Philosopher Michael Tooley developed a thought experiment to try to show that potential personhood ought not count. This is the thought experiment:
Imagine that we have a newborn kitten that we can inject with a special chemical which would initiate a causal process that would lead to it eventually developing into a cat possessing all the psychological capabilities that are characteristic of adult human persons.’
(1972, ‘Abortion and Infanticide’, Philosophy and Public Affairs Vol 2 No 1: pp.37-65)
Tooley claims:
(i) Once injected there would be no morally significant difference between the cat that developed and a human person, and so we would have to ascribe a serious right to life to the cat, if we are to ascribe it to the human person.
(ii) It would not be seriously wrong to refrain from injecting the kitten with the special chemical (and even to kill it instead) – it does not currently have personhood potential.
Paraphrase: The fact that one could transform a kitten into a being which would develop the properties required for a serious right to life, does not mean the kitten has a serious right to life even before it has been injected.
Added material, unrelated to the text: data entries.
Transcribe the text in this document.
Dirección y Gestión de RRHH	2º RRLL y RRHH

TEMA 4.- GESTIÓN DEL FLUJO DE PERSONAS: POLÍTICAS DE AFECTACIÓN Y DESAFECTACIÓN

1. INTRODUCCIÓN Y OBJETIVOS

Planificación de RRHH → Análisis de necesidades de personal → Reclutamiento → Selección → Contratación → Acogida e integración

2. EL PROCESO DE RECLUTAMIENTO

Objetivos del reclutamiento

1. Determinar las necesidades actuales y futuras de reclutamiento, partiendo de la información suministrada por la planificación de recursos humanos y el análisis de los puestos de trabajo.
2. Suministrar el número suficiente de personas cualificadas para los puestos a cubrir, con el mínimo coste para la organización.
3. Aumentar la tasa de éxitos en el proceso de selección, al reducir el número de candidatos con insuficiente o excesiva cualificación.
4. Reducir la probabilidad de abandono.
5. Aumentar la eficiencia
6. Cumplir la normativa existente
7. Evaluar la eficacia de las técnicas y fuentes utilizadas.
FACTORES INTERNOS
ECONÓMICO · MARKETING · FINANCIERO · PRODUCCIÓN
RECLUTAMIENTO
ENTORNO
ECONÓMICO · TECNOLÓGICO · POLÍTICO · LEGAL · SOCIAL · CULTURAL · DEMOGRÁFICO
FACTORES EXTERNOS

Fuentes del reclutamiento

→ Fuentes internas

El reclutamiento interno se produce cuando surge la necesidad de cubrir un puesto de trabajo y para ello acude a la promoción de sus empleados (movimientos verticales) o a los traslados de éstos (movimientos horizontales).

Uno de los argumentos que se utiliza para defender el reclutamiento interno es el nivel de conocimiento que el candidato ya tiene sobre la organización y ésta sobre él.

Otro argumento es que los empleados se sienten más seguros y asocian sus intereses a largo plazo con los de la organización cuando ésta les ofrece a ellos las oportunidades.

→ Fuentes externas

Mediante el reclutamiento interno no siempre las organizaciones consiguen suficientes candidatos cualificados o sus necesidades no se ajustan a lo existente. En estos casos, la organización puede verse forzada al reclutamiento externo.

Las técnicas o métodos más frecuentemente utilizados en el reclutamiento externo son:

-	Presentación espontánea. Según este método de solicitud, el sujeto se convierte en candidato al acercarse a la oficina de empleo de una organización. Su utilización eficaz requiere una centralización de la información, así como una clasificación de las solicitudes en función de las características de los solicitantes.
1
It is not seriously wrong to refrain from initiating this causal process. Nor is it seriously wrong to interfere with it to prevent the development of the properties in question, including by killing it.
By analogy it would not be wrong to kill a human fetus. The potentialities are the same. Both are potential persons. The only difference is that the human fetus had potentiality from the beginning of its development, while the kitten has it only from the time it was injected.
Questions:
(i) What do you think of this thought experiment?
(ii) Do you agree that the kitten is a potential person in the same way as a fetus is a potential person?
(iii) Tooley says that to defend the potentiality principle would require us to say that in a world in which kittens could be injected to become rational animals, it would be seriously wrong to kill kittens. He doesn’t think there is much to be said for that view. Do you agree?